Cheryl released her second album called Messy Little Raindrops in October 2010. The lead single, "Promise This", is an upbeat pop song which is more influenced by dance music compared to her previous material. "The Flood" served as the album's second and final single. The soft rock song was written by Renea and Wilkins. Cole reunited with will.i.am and they wrote two tracks together, "Live Tonight" and "Let's Get Down", and appears as a featured artist on the latter. J.R. Rotem produced the track "Better to Lie", which features August Rigo, while Travie McCoy co-wrote and appears as a guest artist on the song "Yeah Yeah". American singer-songwriter Kelis co-wrote the track "Waiting". Cheryl provided background vocals for will.i.am and Nicki Minaj's track "Check It Out" (Special Mix), and it was released on 29 October 2010.

Cheryl released her third album in June 2012 called A Million Lights. It was preceded by the lead single called "Call My Name", a dance-pop song which was written and produced solely by Calvin Harris. The second single, "Under the Sun", was co-written by Cheryl with Alex da Kid, Carlos Battey, Jayson DeZuzio, Mike Del Rio and Steven Battey. Cheryl and will.i.am collaborated on one song for the album, "Craziest Things", on which he is a guest vocalist. Wretch 32 co-wrote the song "Screw You" and is a featured artist, while Lana Del Rey co-wrote the song "Ghetto Baby". Cruz also contributed to the album, co-writing "Mechanics of the Heart", while Dada Life wrote and produced "Love Killer".

Cheryl released her fourth album in November 2014 called Only Human.
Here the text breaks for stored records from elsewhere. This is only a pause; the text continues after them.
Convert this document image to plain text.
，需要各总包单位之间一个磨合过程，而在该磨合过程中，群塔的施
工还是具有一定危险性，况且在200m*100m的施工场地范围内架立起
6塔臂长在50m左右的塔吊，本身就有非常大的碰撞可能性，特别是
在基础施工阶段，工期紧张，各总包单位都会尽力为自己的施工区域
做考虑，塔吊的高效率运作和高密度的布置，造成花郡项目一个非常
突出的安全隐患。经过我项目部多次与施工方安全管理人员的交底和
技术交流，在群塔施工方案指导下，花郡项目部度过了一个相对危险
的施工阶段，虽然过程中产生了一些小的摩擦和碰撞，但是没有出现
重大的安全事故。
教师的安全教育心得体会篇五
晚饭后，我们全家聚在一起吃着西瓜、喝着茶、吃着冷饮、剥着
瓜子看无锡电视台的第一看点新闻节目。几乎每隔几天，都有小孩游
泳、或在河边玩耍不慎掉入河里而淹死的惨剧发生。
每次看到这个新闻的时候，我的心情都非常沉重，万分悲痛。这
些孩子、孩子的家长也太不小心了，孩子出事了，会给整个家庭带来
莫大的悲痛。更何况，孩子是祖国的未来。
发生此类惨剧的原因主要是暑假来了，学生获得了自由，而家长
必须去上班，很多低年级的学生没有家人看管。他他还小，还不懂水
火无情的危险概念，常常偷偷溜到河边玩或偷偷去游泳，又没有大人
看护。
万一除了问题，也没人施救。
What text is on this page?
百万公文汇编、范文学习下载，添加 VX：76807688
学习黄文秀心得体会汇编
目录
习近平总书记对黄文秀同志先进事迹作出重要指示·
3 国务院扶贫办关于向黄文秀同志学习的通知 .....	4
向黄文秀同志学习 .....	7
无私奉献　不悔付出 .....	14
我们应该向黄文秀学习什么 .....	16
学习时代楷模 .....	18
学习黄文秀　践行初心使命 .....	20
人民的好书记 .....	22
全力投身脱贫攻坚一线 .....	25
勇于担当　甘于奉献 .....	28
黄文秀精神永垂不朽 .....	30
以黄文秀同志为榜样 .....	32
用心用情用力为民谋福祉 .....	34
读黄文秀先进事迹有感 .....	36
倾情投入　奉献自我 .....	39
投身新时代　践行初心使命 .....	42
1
It was preceded by the lead single called "Crazy Stupid Love featuring Tinie Tempah". The song debuted at number one on the UK Singles Chart, selling 118,000 copies in its first week, becoming Cole's fourth number one single. The album's second single, "I Don't Care", was released before the album on 31 October 2014 and became Cheryl's fifth number one making chart history as she is the first ever British female solo artist to have five number ones in the UK. Only Human entered the UK Albums Chart at number seven.